Opening Statement, Public Meeting on Proposed Rules Under Dodd-Frank Act
Commissioner Michael V. Dunn
January 20, 2011
Thank you all for joining us today for this important meeting regarding the implementation of the Dodd-Frank Act. Today’s meeting will address proposed rules regarding:
- Commodity Options and Agricultural Swaps; and
- Swap Trading Relationship Documentation Relating to Termination Provisions Implicated Under Title II of the Dodd-Frank Act
The proposed rule regarding agricultural swaps is of particular interest to me. In September, the Commission published an Advanced Notice of Proposed Rulemaking requesting comments regarding rules governing the trading of swaps in agricultural commodities. The comments received by the Commission were nearly unanimous in their support for treating agricultural swaps under the same regulatory scheme as other categories of swaps, and the rules proposed today do just that. Among others, I found the comments from the National Council of Farmer Cooperatives particularly helpful. The rules we promulgate must not diminish the ability of farmer cooperatives to provide their producers with risk management tools. I look forward to receiving comments on today’s proposed rule, so that we can be certain that the ultimate rule regarding swaps in agricultural commodities provides an appropriate framework for these important transactions.
The proposed rule regarding Documentation Relating to Termination Provisions is also vitally important. The events of 2008 demonstrated that our financial regulatory authorities lacked an orderly mechanism for resolving the insolvency of certain large financial companies. Congress has sought to address that issue through the Dodd-Frank Act, and it is important that swaps be included as part of the orderly liquidation process envisioned by the Act in the event of the insolvency of a systemically important swap dealer or major swap participant. Today’s proposed rule provides a mechanism for including swaps in this orderly liquidation process. I look forward to the public’s comments on this proposed rule, particularly in regard to whether there are any unforeseen anti-competitive consequences that may arise out of its application.

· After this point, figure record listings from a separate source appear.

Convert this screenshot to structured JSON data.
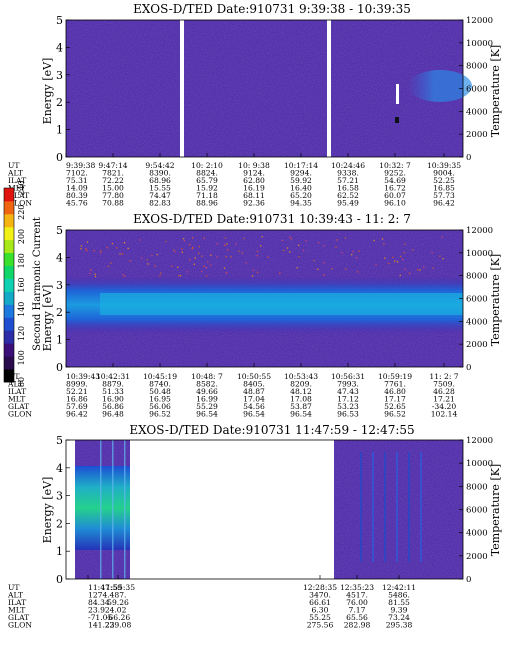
{
  "colorbar": {
    "label": "Second Harmonic Current",
    "ticks": [
      "240",
      "220",
      "200",
      "180",
      "160",
      "140",
      "120",
      "100",
      "80"
    ],
    "colors": [
      "#000000",
      "#2a0c4e",
      "#3b0f78",
      "#2b2ea6",
      "#1f4fd1",
      "#1d78e0",
      "#15a9c8",
      "#0fd0b0",
      "#10d66a",
      "#39e02c",
      "#a6e81a",
      "#f1f119",
      "#f6b413",
      "#f06510",
      "#e0140f"
    ]
  },
  "chart_data": [
    {
      "type": "heatmap",
      "title": "EXOS-D/TED   Date:910731   9:39:38 - 10:39:35",
      "ylabel": "Energy [eV]",
      "y2label": "Temperature [K]",
      "ylim": [
        0,
        5
      ],
      "y2lim": [
        0,
        12000
      ],
      "yticks": [
        "0",
        "1",
        "2",
        "3",
        "4",
        "5"
      ],
      "y2ticks": [
        "0",
        "2000",
        "4000",
        "6000",
        "8000",
        "10000",
        "12000"
      ],
      "gaps": [
        "9:56:12",
        "10:17:14"
      ],
      "features": [
        {
          "name": "white streak",
          "time": "10:32:7",
          "energy": [
            2.0,
            2.5
          ]
        },
        {
          "name": "dark spot",
          "time": "10:32:7",
          "energy": [
            1.15,
            1.3
          ]
        },
        {
          "name": "enhancement",
          "time": "10:34:00 - 10:39:35",
          "energy": [
            2.0,
            3.2
          ]
        }
      ],
      "orbit": {
        "labels": [
          "UT",
          "ALT",
          "ILAT",
          "MLT",
          "GLAT",
          "GLON"
        ],
        "columns": [
          [
            "9:39:38",
            "7102.",
            "75.31",
            "14.09",
            "80.39",
            "45.76"
          ],
          [
            "9:47:14",
            "7821.",
            "72.22",
            "15.00",
            "77.80",
            "70.88"
          ],
          [
            "9:54:42",
            "8390.",
            "68.96",
            "15.55",
            "74.47",
            "82.83"
          ],
          [
            "10: 2:10",
            "8824.",
            "65.79",
            "15.92",
            "71.18",
            "88.96"
          ],
          [
            "10: 9:38",
            "9124.",
            "62.80",
            "16.19",
            "68.11",
            "92.36"
          ],
          [
            "10:17:14",
            "9294.",
            "59.92",
            "16.40",
            "65.20",
            "94.35"
          ],
          [
            "10:24:46",
            "9338.",
            "57.21",
            "16.58",
            "62.52",
            "95.49"
          ],
          [
            "10:32: 7",
            "9252.",
            "54.69",
            "16.72",
            "60.07",
            "96.10"
          ],
          [
            "10:39:35",
            "9004.",
            "52.25",
            "16.85",
            "57.73",
            "96.42"
          ]
        ]
      }
    },
    {
      "type": "heatmap",
      "title": "EXOS-D/TED   Date:910731   10:39:43 - 11: 2: 7",
      "ylabel": "Energy [eV]",
      "y2label": "Temperature [K]",
      "ylim": [
        0,
        5
      ],
      "y2lim": [
        0,
        12000
      ],
      "yticks": [
        "0",
        "1",
        "2",
        "3",
        "4",
        "5"
      ],
      "y2ticks": [
        "0",
        "2000",
        "4000",
        "6000",
        "8000",
        "10000",
        "12000"
      ],
      "band": {
        "energy_center": 2.15,
        "energy_width": 1.1
      },
      "orbit": {
        "labels": [
          "UT",
          "ALT",
          "ILAT",
          "MLT",
          "GLAT",
          "GLON"
        ],
        "columns": [
          [
            "10:39:43",
            "8999.",
            "52.21",
            "16.86",
            "57.69",
            "96.42"
          ],
          [
            "10:42:31",
            "8879.",
            "51.33",
            "16.90",
            "56.86",
            "96.48"
          ],
          [
            "10:45:19",
            "8740.",
            "50.48",
            "16.95",
            "56.06",
            "96.52"
          ],
          [
            "10:48: 7",
            "8582.",
            "49.66",
            "16.99",
            "55.29",
            "96.54"
          ],
          [
            "10:50:55",
            "8405.",
            "48.87",
            "17.04",
            "54.56",
            "96.54"
          ],
          [
            "10:53:43",
            "8209.",
            "48.12",
            "17.08",
            "53.87",
            "96.54"
          ],
          [
            "10:56:31",
            "7993.",
            "47.43",
            "17.12",
            "53.23",
            "96.53"
          ],
          [
            "10:59:19",
            "7761.",
            "46.80",
            "17.17",
            "52.65",
            "96.52"
          ],
          [
            "11: 2: 7",
            "7509.",
            "46.28",
            "17.21",
            "-34.20",
            "102.14"
          ]
        ]
      }
    },
    {
      "type": "heatmap",
      "title": "EXOS-D/TED   Date:910731   11:47:59 - 12:47:55",
      "ylabel": "Energy [eV]",
      "y2label": "Temperature [K]",
      "ylim": [
        0,
        5
      ],
      "y2lim": [
        0,
        12000
      ],
      "yticks": [
        "0",
        "1",
        "2",
        "3",
        "4",
        "5"
      ],
      "y2ticks": [
        "0",
        "2000",
        "4000",
        "6000",
        "8000",
        "10000",
        "12000"
      ],
      "data_intervals": [
        "11:47:59 - 11:55:35",
        "12:28:35 - 12:47:55"
      ],
      "orbit": {
        "labels": [
          "UT",
          "ALT",
          "ILAT",
          "MLT",
          "GLAT",
          "GLON"
        ],
        "columns": [
          [
            "11:47:59",
            "1274.",
            "84.34",
            "23.92",
            "-71.05",
            "141.23"
          ],
          [
            "11:55:35",
            "487.",
            "59.26",
            "4.02",
            "-66.26",
            "229.08"
          ],
          [
            "12:28:35",
            "3470.",
            "66.61",
            "6.30",
            "55.25",
            "275.56"
          ],
          [
            "12:35:23",
            "4517.",
            "76.00",
            "7.17",
            "65.56",
            "282.98"
          ],
          [
            "12:42:11",
            "5486.",
            "81.55",
            "9.39",
            "73.24",
            "295.38"
          ]
        ]
      }
    }
  ]
}
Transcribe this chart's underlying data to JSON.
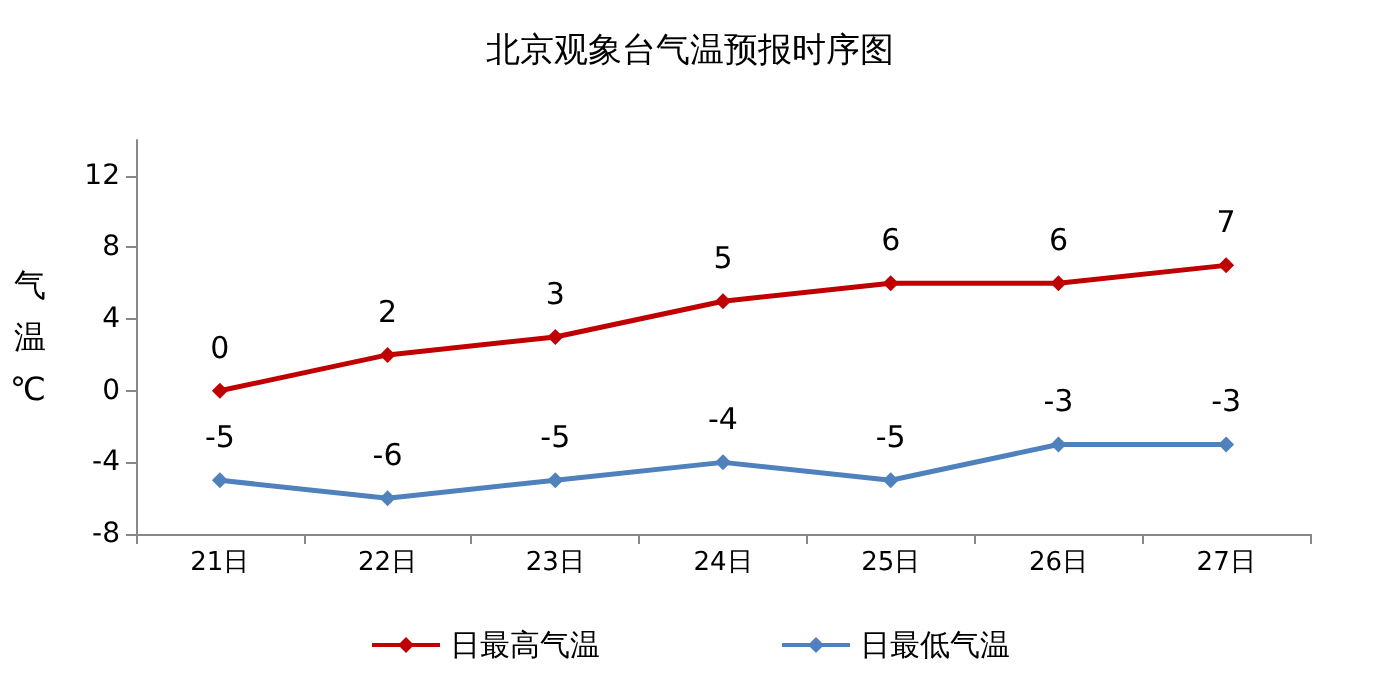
{
  "chart_data": {
    "type": "line",
    "title": "北京观象台气温预报时序图",
    "ylabel": "气温℃",
    "categories": [
      "21日",
      "22日",
      "23日",
      "24日",
      "25日",
      "26日",
      "27日"
    ],
    "series": [
      {
        "name": "日最高气温",
        "color": "#c00000",
        "values": [
          0,
          2,
          3,
          5,
          6,
          6,
          7
        ]
      },
      {
        "name": "日最低气温",
        "color": "#4f81bd",
        "values": [
          -5,
          -6,
          -5,
          -4,
          -5,
          -3,
          -3
        ]
      }
    ],
    "ylim": [
      -8,
      14
    ],
    "yticks": [
      -8,
      -4,
      0,
      4,
      8,
      12
    ],
    "grid": false,
    "legend": "bottom",
    "marker": "diamond",
    "line_style": "solid",
    "data_labels": true
  }
}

I would like to once again thank the staff at the CFTC for all their hard work in regard to these very important proposed rules. They have been working late nights and weekends in order to implement Dodd-Frank, while simultaneously working to fulfill their existing duties under the Commodity Exchange Act. They do this against the backdrop of the budget crisis currently facing the CFTC. We continue to operate under a continuing resolution, with funds insufficient to implement and enforce the Dodd-Frank Act. In essence, we face an unfunded mandate – a situation where the CFTC has been given enormous responsibilities, without the corresponding increase in resources necessary to fulfill them. My fear is that the only way to fulfill our duties under the law with our current budget constraints is to become a restrictive regulator, rather than a principles based one. Such a change in our approach to regulation may be detrimental to the current swap industry. Our current staff knows the existing futures industry. In order to adequately understand the swaps industry on the same level, we need more staff and resources. Without adequate staff and resources, my fear is that applications from entities we are unfamiliar with will take substantially longer than applications from entities we are familiar with.
Once again, I would like to thank all of our staff for the hard work they have put in on these rules. Thank you.